A varsity tennis coach claims he was dismissed from his position after it was clearly, publicly, and falsely implied he was a racist. 

Mirko Bjelica was removed from his position as Western Illinois University's head tennis coach just weeks after being cleared of dropping a player from the team based on her race and for using the n-word without context., according to a court filing.

The allegations are contained in a suit filed in Madison County Circuit Court against the player's mother, Dr. Larissa Malone, a social studies assistant professor at Greenville University.

Mirko Bjelica, former WIU tennis coach |

Bjelica, of Macomb, removed as coach in May, accuses Malone of defamation, invasion of privacy, and breach of confidentiality after she made an official complaint against him and allegedly protested close to the college's tennis court, while holding a sign referring to the claimed use of the n-word.

Malone did not reply to messages from the Record requesting comment on the complaint,

Western Illinois University, when asked why Bjelica's contract was not renewed and whether it was linked to the controversy, passed on a letter that was originally sent to the tennis coach confirming he was no longer to report to work as of May 1. The university referred this publication to its legal counsel.

"We do not comment on personnel matters," Elizabeth Duvall, the college's general counsel, told the Record in an email.

In his complaint, Bjelica details, from his own point of view, the events that he claims ultimately led to his dismissal from his position. They began early in the first semester of the year and centered on the defendant's daughter, Natalie Malone.

The younger Malone was repeatedly told not to play songs with "inappropriate and offensive" lyrics on the tennis court, it is claimed.

Despite this, on Oct. 2, 2018, according to the complaint, she played, and sang along to, a song called Mo Bamba by Shek Wes, which contains repeated expletives, references to sexual intercourse, and to being the best drug dealer. It also includes the abbreviated use of the n-word.
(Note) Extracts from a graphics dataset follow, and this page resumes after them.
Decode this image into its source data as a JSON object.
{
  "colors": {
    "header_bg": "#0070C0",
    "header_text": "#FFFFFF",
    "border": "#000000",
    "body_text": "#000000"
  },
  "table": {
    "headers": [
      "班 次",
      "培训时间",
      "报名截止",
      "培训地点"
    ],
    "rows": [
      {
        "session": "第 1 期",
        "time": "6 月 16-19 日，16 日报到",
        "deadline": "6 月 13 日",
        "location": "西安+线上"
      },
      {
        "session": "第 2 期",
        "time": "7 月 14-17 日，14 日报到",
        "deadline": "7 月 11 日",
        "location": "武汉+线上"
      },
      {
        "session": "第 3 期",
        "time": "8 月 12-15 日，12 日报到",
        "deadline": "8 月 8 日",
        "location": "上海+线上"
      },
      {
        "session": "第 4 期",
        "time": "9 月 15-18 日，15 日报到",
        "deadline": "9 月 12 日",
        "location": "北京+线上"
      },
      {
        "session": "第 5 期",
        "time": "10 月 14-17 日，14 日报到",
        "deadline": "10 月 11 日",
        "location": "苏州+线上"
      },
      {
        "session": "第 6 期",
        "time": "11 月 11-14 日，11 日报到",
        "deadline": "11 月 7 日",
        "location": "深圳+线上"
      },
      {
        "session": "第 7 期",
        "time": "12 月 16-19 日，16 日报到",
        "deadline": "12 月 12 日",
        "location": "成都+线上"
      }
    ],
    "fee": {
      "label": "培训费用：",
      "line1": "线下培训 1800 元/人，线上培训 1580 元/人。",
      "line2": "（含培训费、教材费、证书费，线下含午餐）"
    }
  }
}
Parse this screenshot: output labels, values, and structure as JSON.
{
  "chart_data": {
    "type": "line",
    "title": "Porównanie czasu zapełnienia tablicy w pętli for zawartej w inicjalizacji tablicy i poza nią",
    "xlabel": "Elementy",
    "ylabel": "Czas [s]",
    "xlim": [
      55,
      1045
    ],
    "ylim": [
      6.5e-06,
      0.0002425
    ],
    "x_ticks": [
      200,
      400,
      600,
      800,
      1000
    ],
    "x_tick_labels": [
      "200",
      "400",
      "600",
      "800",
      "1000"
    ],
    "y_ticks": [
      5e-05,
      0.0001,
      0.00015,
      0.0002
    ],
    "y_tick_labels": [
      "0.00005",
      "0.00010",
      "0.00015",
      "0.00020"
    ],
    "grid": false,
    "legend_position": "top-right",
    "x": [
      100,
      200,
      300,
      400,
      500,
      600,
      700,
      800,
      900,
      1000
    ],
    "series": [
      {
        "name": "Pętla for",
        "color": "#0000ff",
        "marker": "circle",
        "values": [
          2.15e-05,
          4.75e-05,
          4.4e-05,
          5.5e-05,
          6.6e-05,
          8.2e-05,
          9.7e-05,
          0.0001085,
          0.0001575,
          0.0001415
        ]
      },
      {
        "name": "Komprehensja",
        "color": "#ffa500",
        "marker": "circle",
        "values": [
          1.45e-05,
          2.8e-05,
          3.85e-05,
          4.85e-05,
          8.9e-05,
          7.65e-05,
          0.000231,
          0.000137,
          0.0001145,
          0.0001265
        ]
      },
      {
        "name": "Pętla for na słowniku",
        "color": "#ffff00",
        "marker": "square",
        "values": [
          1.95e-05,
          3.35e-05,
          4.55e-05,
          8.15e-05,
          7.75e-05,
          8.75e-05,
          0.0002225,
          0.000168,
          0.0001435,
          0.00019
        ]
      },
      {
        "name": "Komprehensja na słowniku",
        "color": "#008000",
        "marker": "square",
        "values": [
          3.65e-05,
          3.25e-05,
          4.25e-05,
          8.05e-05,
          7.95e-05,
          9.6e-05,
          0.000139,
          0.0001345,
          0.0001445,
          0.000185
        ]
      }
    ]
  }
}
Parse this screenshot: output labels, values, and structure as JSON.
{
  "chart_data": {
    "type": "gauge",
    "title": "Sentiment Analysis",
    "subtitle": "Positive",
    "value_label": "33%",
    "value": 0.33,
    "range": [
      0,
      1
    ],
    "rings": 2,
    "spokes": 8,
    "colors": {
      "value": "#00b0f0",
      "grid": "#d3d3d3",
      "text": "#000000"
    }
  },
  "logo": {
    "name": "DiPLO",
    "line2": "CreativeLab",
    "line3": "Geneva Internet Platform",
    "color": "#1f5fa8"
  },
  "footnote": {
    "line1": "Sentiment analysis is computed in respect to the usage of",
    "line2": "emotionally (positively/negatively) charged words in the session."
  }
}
The plaintiff, in his complaint, stated he believed it was against university policy to allow this type of language on the tennis courts, and felt the need to clarify this to the player.

He told her: "From now on, I do not want inappropriate words a^^, b^^^^^. f^^^. or n^^^^^^ on WIU tennis courts or at WIU tennis events anymore."

Bjelica states that he used the n-word for the purpose of clarity, and it was the only time he ever used such a word.

On Nov. 20, the tennis coach dismissed Malone from the team after she "broke every team rule in the book and had accumulated an enormous amount of infractions." He did so with the support of the WIU athletics director's written approval, the complaint states.

Both the defendant, from St. Louis, and her daughter then sent formal complaints to the university, accusing the coach of dismissing the player because of her race, of retaliatory treatment, and referenced the use of the n-word.

On Jan, 26, 2019, the defendant is alleged to have stood by the tennis courts holding a large sign that stated: "It is never okay to say the word N*****".  This happened as the tennis team was warming up for a game against Southern Illinois University of Edwardsville, the complaint states.

Blejlica's argues he was defamed because the actions of the defendant clearly implied he was a racist, and that Malone did not actually believe the words on the sign because of the very fact it included the n-word, in capitals.

In April, Blejica claims he was cleared by the university equal opportunities and access (EOA) office of charges of dismissal from the team based on race, retaliation, and that the n-word was used in context.

He was notified of the non-renewal of his contract May 1, this despite being an employee in "excellent standing," which was supported by annual reviews.

Blejica claims irreparable damage to his reputation, that the controversy caused him to lose his job, and that he has been unable to find another one. It has, the complaint states, caused a "great deal of emotional distress and financial hardship" to the plaintiff, his wife and five children. He is seeking damages of $160,000.

The tennis coach filed the complaint without legal counsel.

Madison County Circuit Court case number 2019-L-1338.